# Spoke Protector Removal Query



## donal (29 Feb 2012)

Hi All,

Is it possible to remove the horrible looking spoke protector on my Hybrid without having to remove the cassette?

Thanks


----------



## ushills (29 Feb 2012)

Not really, you could break it off by snipping the plastic with snips but it's a 2 minute job with a chain whip and cassette tool.


----------



## subaqua (29 Feb 2012)

why would you want to remove it. if the chain pings off and goes that way rather than down the cassete its gonna be expensive , and it may cause you to come off the bike. is it really so important to remove it.


----------



## compo (29 Feb 2012)

On my hybrid I have the end stops on the mech set perfectly, but somehow the chain still occasionally manages to jump the big sprocket and go down between the sprocket and the spokes. This seems to be when trying to engage bottom gear on very steep climbs when the chain is under considerable tension. I suspect the hanger is deflecting enough to allow the over shift. I have actually fitted a spoke protector because of this.


----------



## fossyant (29 Feb 2012)

subaqua said:


> why would you want to remove it..


 
Because they are naff.  Correctly set up mechs never jump into the spokes.


----------



## fossyant (29 Feb 2012)

compo said:


> On my hybrid I have the end stops on the mech set perfectly, but somehow the chain still occasionally manages to jump the big sprocket and go down between the sprocket and the spokes. This seems to be when trying to engage bottom gear on very steep climbs when the chain is under considerable tension. I suspect the hanger is deflecting enough to allow the over shift. I have actually fitted a spoke protector because of this.


 
Hmm, try adjusting the limit screws a bit more. Shouldn't jump.


----------



## potsy (29 Feb 2012)

Took mine off just the other day, after having the bike 2 months.
Dismantled it with a serrated edge knife and a pair of pliers 

Looks much better now


----------



## subaqua (29 Feb 2012)

fossyant said:


> Because they are naff.  Correctly set up mechs never jump into the spokes.


 
yeah right .


----------



## tyred (29 Feb 2012)

I wouldn't bother to fit one when building up a new wheel but wouldn't bother to remove it from an existing wheel either.
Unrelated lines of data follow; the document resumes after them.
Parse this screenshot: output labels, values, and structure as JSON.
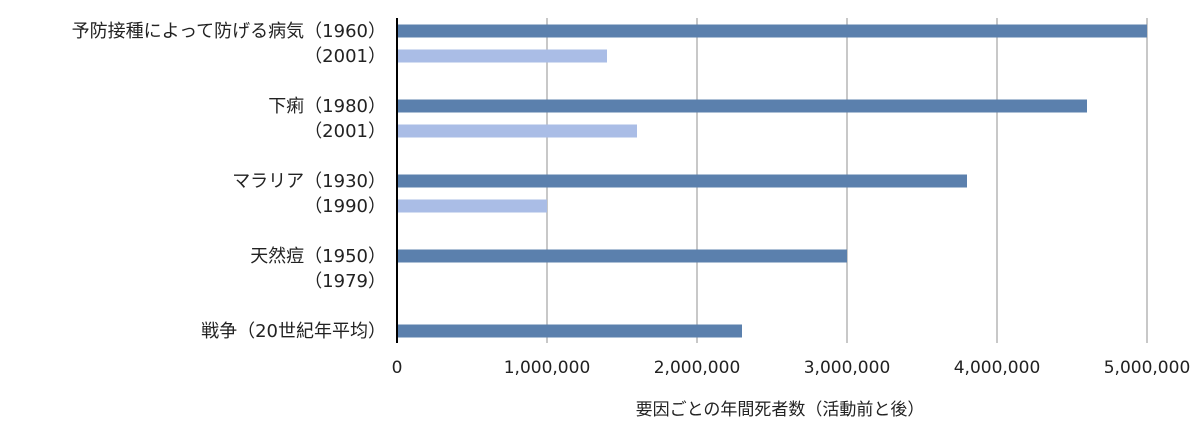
{
  "chart_data": {
    "type": "bar",
    "orientation": "horizontal",
    "xlabel": "要因ごとの年間死者数（活動前と後）",
    "ylabel": "",
    "xlim": [
      0,
      5000000
    ],
    "x_ticks": [
      0,
      1000000,
      2000000,
      3000000,
      4000000,
      5000000
    ],
    "x_tick_labels": [
      "0",
      "1,000,000",
      "2,000,000",
      "3,000,000",
      "4,000,000",
      "5,000,000"
    ],
    "grid": "vertical",
    "legend": "none",
    "colors": {
      "before": "#5b80ad",
      "after": "#aabde6",
      "grid": "#c8c8c8",
      "axis": "#000000"
    },
    "groups": [
      {
        "bars": [
          {
            "label": "予防接種によって防げる病気（1960）",
            "value": 5000000,
            "kind": "before"
          },
          {
            "label": "（2001）",
            "value": 1400000,
            "kind": "after"
          }
        ]
      },
      {
        "bars": [
          {
            "label": "下痢（1980）",
            "value": 4600000,
            "kind": "before"
          },
          {
            "label": "（2001）",
            "value": 1600000,
            "kind": "after"
          }
        ]
      },
      {
        "bars": [
          {
            "label": "マラリア（1930）",
            "value": 3800000,
            "kind": "before"
          },
          {
            "label": "（1990）",
            "value": 1000000,
            "kind": "after"
          }
        ]
      },
      {
        "bars": [
          {
            "label": "天然痘（1950）",
            "value": 3000000,
            "kind": "before"
          },
          {
            "label": "（1979）",
            "value": 0,
            "kind": "after"
          }
        ]
      },
      {
        "bars": [
          {
            "label": "戦争（20世紀年平均）",
            "value": 2300000,
            "kind": "before"
          }
        ]
      }
    ]
  }
}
It can do no harm.


----------



## Peteaud (29 Feb 2012)

tyred said:


> I wouldn't bother to fit one when building up a new wheel but wouldn't bother to remove it from an existing wheel either. It can do no harm.


 
+1


----------



## I like Skol (29 Feb 2012)

KEEP IT!
The chain can easily be derailed (the clue is in the name!) by anything like a stray twig or piece of litter blown into the works and once it slips down the gap between cassette and spokes it becomes a very effective spoke cutting chain saw if you inadvertantly keep pedalling. Even the best set up deraileur in the world cannot prevent this. When mine got mislaid during a warranty wheel replacement recently I insisted the shop tracked down a replacement (I couldn't any available on the t'interweb fore love nor money)


----------



## HLaB (29 Feb 2012)

You'll need a new cassette soon enough, I'd wait till then to remove it neatly.


----------